Art Design and the Public Domain | 2020
Harvard Graduate School of Design
milling and soldering
This weeks project consisted in milling, soldering and programming a microcontroller board in order to read some form of input. I chose to use a phototransistor to read to amount of light using 45 tiny microcontroller, and for an LED to turn on and off depending on the amount of light the transmitter was reading. I started by saving the traces and interior of the baord and listing the components I would be using : 2 resistors 10k, 1 capacitor 1uF, 1 tiny 45 microcontroller, 1 LED light, 1 ISP 2x3 header, and FTDI connector. I then went to mill both the interior and traces of the board using the standard procedure. Once milled I proceeded to solder the components on the board and then I plugged my programmer into the computer to try to program the board.
coding
I used Arduino libraries to compose my own code. The goal was for the phototransmitter to read light. When a certain measurement of light was reached, I wanted the green LED light to be turned on. Doing the programing, I understood that the phototransmitter read around 400-500 at normal lighting conditions. And as we covered the phototransmitter to eliminate the light the measurement went up to 850-1000. I therefore decided that when the phototransmitter read 900, the LED would turn on. Once my code was written, I was ready to program
/*
AnalogReadSerial
Reads an analog input on pin 0, prints the result to the Serial Monitor.
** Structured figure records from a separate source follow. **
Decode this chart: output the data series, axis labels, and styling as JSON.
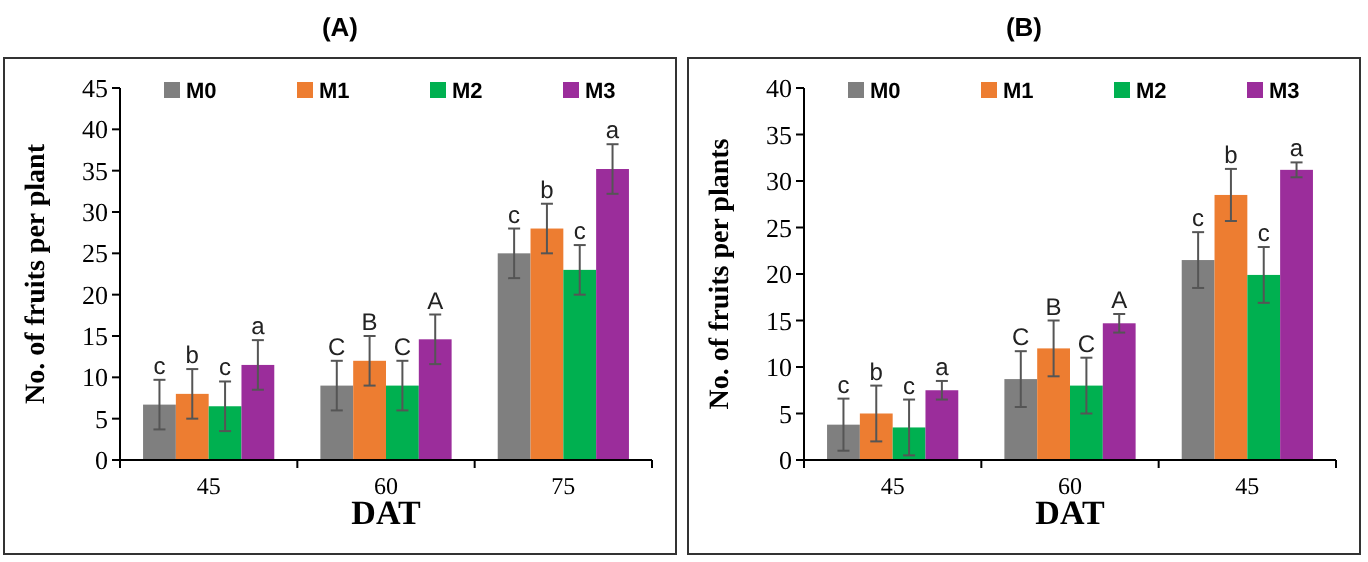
{
  "chart_data": [
    {
      "type": "bar",
      "title": "(A)",
      "xlabel": "DAT",
      "ylabel": "No. of fruits per plant",
      "categories": [
        "45",
        "60",
        "75"
      ],
      "series": [
        {
          "name": "M0",
          "color": "#7f7f7f",
          "values": [
            6.7,
            9,
            25
          ],
          "errors": [
            3,
            3,
            3
          ],
          "value_labels": [
            "c",
            "C",
            "c"
          ]
        },
        {
          "name": "M1",
          "color": "#ed7d31",
          "values": [
            8,
            12,
            28
          ],
          "errors": [
            3,
            3,
            3
          ],
          "value_labels": [
            "b",
            "B",
            "b"
          ]
        },
        {
          "name": "M2",
          "color": "#00b050",
          "values": [
            6.5,
            9,
            23
          ],
          "errors": [
            3,
            3,
            3
          ],
          "value_labels": [
            "c",
            "C",
            "c"
          ]
        },
        {
          "name": "M3",
          "color": "#9b2d9b",
          "values": [
            11.5,
            14.6,
            35.2
          ],
          "errors": [
            3,
            3,
            3
          ],
          "value_labels": [
            "a",
            "A",
            "a"
          ]
        }
      ],
      "ylim": [
        0,
        45
      ],
      "yticks": [
        0,
        5,
        10,
        15,
        20,
        25,
        30,
        35,
        40,
        45
      ],
      "legend": "top"
    },
    {
      "type": "bar",
      "title": "(B)",
      "xlabel": "DAT",
      "ylabel": "No. of fruits per plants",
      "categories": [
        "45",
        "60",
        "45"
      ],
      "series": [
        {
          "name": "M0",
          "color": "#7f7f7f",
          "values": [
            3.8,
            8.7,
            21.5
          ],
          "errors": [
            2.8,
            3,
            3
          ],
          "value_labels": [
            "c",
            "C",
            "c"
          ]
        },
        {
          "name": "M1",
          "color": "#ed7d31",
          "values": [
            5,
            12,
            28.5
          ],
          "errors": [
            3,
            3,
            2.8
          ],
          "value_labels": [
            "b",
            "B",
            "b"
          ]
        },
        {
          "name": "M2",
          "color": "#00b050",
          "values": [
            3.5,
            8,
            19.9
          ],
          "errors": [
            3,
            3,
            3
          ],
          "value_labels": [
            "c",
            "C",
            "c"
          ]
        },
        {
          "name": "M3",
          "color": "#9b2d9b",
          "values": [
            7.5,
            14.7,
            31.2
          ],
          "errors": [
            1,
            1,
            0.8
          ],
          "value_labels": [
            "a",
            "A",
            "a"
          ]
        }
      ],
      "ylim": [
        0,
        40
      ],
      "yticks": [
        0,
        5,
        10,
        15,
        20,
        25,
        30,
        35,
        40
      ],
      "legend": "top"
    }
  ]
}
Graphical representation is available using Serial Plotter (Tools > Serial Plotter menu).
Attach the center pin of a potentiometer to pin A0, and the outside pins to +5V and ground.
This example code is in the public domain.
http://www.arduino.cc/en/Tutorial/AnalogReadSerial
*/
#include
SoftwareSerial mySerial(1, 2); // RX, TX
// the setup routine runs once when you press reset:
void setup() {
// initialize serial communication at 9600 bits per second:
mySerial.begin(9600);
pinMode(3, OUTPUT);
}
// the loop routine runs over and over again forever:
void loop() {
// read the input on analog pin 0:
int sensorValue = analogRead(A2);
// print out the value you read:
mySerial.println(sensorValue);
delay(1); // delay in between reads for stability
digitalWrite(3, HIGH); // turn the LED on (HIGH is the voltage level)
delay(1000); // wait for a second
digitalWrite(3, LOW); // turn the LED off by making the voltage LOW
delay(1000); // wait for a second
}
programming
I plugged my programmer and attached it to the new board to upload the code. I received a lot of different error messages. At this moment, I realized I had used an infrared phototransmitter, and that I had solder the LED light heading the wrong direction. I removed these two components and solder the correct ones in the right direction and went back to Arduino. I then went back to the programming phase. This is challenging, because even if code is correctly written and components correctly soldered, error messages are common, most of the time due to connectivity. One of the error messages was the fact that the clock needed to be reset and burn the bootloader. After many trials, the board was programed and the readings were correct.